Texting lingo, aka SMS (short message service), has saved people time and money across countless conversations since the invention of the telegraph.
Abbreviations became more frequent in correspondence once people realized how long it took to tap out words like ‘abbreviations’ and ‘correspondence’ in Morse code. To make it easier on people’s fingers, in 1879 journalist Walter P. Phillips published a book of shorthand terms for telegraph operators.
Among his suggestions were ‘POTUS’ and ‘SCOTUS’ for the President and Supreme Court of the United States, respectively. While ‘administratrix’ might sound less like a kinky office manager when shortened to ‘ADX’, ‘AWKWD’ remains just as awkward.

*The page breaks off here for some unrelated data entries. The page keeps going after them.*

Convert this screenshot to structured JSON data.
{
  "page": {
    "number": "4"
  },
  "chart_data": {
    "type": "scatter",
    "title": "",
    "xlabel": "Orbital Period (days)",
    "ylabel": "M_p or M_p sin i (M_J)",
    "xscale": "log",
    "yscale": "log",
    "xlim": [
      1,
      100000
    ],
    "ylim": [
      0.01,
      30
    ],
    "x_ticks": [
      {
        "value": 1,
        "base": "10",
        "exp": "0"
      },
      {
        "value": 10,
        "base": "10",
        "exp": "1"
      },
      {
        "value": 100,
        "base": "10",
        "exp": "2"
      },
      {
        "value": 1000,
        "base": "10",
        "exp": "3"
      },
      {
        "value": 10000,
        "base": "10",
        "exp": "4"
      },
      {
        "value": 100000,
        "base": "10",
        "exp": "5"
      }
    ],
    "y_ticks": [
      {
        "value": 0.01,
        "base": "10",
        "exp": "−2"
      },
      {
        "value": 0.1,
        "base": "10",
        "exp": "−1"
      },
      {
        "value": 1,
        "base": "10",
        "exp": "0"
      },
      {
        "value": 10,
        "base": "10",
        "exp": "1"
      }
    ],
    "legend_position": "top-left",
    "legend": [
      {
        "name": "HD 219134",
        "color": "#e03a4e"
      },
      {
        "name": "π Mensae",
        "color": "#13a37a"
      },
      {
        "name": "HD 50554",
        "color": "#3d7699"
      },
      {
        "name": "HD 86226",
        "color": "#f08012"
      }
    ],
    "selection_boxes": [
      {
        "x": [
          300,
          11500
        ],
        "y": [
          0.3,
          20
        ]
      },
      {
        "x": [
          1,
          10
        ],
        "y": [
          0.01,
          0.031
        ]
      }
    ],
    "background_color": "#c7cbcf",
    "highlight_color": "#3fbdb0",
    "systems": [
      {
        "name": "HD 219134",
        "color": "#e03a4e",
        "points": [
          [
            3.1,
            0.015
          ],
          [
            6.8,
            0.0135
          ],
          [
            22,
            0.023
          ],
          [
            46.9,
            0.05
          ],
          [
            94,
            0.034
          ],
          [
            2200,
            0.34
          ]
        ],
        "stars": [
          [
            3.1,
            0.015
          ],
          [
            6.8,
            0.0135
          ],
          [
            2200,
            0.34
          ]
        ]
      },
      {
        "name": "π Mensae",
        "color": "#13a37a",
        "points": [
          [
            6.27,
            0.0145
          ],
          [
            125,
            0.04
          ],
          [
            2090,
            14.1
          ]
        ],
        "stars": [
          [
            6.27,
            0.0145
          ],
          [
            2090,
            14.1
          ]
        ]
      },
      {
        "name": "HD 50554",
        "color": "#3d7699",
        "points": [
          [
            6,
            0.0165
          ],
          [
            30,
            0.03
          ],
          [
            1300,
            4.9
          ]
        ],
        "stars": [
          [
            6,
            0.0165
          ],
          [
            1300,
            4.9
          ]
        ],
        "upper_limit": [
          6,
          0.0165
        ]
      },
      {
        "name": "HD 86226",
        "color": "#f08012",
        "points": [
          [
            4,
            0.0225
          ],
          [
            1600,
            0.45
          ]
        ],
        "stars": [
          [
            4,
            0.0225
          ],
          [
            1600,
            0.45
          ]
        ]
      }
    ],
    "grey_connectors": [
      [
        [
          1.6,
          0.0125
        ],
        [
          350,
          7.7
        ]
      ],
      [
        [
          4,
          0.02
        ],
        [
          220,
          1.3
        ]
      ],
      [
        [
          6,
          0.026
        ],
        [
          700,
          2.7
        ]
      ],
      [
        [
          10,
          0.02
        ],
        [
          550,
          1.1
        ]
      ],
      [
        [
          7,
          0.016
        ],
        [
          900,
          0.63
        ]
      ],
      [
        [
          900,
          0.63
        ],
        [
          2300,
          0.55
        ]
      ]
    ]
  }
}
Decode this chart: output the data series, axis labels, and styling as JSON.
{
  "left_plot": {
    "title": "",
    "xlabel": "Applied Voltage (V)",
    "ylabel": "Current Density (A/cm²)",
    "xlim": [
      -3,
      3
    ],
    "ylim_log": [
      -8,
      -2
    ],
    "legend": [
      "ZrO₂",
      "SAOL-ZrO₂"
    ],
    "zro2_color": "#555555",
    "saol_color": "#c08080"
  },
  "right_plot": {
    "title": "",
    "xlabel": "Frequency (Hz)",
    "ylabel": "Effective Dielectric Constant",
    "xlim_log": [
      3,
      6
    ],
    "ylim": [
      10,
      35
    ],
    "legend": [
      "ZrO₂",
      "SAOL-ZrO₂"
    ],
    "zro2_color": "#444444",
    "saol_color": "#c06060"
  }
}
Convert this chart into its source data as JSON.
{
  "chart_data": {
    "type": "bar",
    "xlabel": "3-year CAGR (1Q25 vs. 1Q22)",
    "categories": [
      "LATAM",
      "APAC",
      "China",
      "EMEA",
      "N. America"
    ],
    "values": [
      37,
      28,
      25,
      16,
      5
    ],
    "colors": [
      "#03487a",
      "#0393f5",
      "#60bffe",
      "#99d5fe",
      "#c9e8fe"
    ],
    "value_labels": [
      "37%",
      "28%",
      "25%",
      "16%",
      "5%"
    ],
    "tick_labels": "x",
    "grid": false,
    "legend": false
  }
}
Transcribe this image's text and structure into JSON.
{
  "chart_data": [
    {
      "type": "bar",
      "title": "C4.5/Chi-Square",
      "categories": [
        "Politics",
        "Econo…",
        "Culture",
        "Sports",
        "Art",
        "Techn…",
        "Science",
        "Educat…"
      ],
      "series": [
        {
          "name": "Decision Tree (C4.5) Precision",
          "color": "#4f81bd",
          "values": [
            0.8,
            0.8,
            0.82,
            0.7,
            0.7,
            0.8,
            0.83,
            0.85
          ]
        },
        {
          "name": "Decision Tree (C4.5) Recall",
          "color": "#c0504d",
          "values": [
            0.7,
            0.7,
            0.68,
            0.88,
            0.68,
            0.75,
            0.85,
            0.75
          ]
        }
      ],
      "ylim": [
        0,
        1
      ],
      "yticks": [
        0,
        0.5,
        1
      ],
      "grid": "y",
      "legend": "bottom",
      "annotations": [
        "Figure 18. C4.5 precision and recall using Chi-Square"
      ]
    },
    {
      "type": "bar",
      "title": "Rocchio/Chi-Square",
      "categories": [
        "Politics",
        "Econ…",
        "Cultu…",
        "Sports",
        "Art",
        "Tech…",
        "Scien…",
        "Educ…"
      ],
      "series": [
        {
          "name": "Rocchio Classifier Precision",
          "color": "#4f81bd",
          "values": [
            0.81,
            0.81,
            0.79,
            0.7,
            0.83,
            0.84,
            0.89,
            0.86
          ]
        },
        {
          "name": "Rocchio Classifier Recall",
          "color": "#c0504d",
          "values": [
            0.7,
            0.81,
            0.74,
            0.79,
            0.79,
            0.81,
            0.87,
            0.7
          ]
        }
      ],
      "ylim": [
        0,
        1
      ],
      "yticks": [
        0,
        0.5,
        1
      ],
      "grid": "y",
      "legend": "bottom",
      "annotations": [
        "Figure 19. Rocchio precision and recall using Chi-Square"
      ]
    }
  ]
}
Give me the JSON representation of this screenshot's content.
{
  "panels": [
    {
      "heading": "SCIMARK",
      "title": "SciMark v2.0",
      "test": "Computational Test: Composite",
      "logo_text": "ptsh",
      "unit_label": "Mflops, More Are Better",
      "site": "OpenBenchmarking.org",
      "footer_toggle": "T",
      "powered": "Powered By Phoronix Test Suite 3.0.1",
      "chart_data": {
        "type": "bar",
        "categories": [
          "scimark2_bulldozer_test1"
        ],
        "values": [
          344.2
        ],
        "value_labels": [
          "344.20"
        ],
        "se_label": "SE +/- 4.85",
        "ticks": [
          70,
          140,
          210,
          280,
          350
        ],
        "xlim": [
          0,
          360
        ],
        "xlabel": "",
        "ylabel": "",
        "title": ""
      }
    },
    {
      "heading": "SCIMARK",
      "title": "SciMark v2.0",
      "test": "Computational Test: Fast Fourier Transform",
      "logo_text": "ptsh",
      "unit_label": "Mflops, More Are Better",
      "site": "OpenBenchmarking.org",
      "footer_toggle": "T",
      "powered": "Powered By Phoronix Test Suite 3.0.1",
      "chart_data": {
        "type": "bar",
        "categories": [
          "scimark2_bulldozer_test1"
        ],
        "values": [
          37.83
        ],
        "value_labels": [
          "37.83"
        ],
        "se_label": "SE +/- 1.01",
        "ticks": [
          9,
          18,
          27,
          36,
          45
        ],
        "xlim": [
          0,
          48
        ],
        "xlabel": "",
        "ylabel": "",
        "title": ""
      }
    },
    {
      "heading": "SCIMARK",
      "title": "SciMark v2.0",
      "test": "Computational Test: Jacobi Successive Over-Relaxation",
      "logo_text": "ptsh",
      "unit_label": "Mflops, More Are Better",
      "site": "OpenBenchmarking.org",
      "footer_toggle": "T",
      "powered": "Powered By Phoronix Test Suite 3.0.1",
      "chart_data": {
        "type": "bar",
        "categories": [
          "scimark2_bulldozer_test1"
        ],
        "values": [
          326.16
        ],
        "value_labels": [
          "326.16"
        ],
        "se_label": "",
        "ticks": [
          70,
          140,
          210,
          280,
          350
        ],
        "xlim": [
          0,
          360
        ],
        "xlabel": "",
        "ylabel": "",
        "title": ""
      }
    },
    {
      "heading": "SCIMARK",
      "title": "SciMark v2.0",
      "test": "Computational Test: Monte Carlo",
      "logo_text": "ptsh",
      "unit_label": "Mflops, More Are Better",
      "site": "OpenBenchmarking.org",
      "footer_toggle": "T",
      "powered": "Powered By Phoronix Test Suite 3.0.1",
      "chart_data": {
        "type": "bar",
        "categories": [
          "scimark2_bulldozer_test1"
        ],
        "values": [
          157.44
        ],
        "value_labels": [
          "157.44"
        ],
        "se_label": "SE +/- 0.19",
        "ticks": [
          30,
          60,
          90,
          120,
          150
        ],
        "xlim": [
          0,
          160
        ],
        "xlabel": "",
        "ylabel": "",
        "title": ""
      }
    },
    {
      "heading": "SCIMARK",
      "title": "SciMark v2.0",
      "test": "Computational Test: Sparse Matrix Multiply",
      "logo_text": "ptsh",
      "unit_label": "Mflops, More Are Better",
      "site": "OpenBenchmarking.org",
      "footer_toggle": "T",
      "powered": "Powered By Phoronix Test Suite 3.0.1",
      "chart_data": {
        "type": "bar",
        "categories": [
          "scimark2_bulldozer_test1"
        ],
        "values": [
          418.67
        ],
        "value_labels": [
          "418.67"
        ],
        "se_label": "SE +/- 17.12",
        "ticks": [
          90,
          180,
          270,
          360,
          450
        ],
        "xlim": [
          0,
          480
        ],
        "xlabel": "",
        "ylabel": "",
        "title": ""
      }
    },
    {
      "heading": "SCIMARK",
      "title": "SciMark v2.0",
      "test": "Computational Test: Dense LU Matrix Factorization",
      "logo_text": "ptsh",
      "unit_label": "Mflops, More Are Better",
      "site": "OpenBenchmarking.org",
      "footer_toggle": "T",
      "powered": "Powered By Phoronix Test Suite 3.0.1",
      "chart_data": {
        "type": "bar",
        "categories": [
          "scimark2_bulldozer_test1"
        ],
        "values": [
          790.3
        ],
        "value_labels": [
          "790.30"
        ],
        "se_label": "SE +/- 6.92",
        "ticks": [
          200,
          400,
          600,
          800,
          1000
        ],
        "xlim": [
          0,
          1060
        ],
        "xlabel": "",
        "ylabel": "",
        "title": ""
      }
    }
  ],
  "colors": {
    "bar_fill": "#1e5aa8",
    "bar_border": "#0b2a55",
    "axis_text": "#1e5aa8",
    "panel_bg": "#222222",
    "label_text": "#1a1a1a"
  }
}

The military joined in the fun a few decades later with the result that American soldiers have been going ‘AWOL’ since World War I, and orders to arrest the absentees have been sent ASAP since the Korean conflict.
As for ‘OMG’, its earliest usage was in a letter a British admiral sent to Winston Churchill in 1917. The admiral kindly explained that ‘O.M.G.’ stood for “Oh! My God!” We doubt he was addressing Churchill.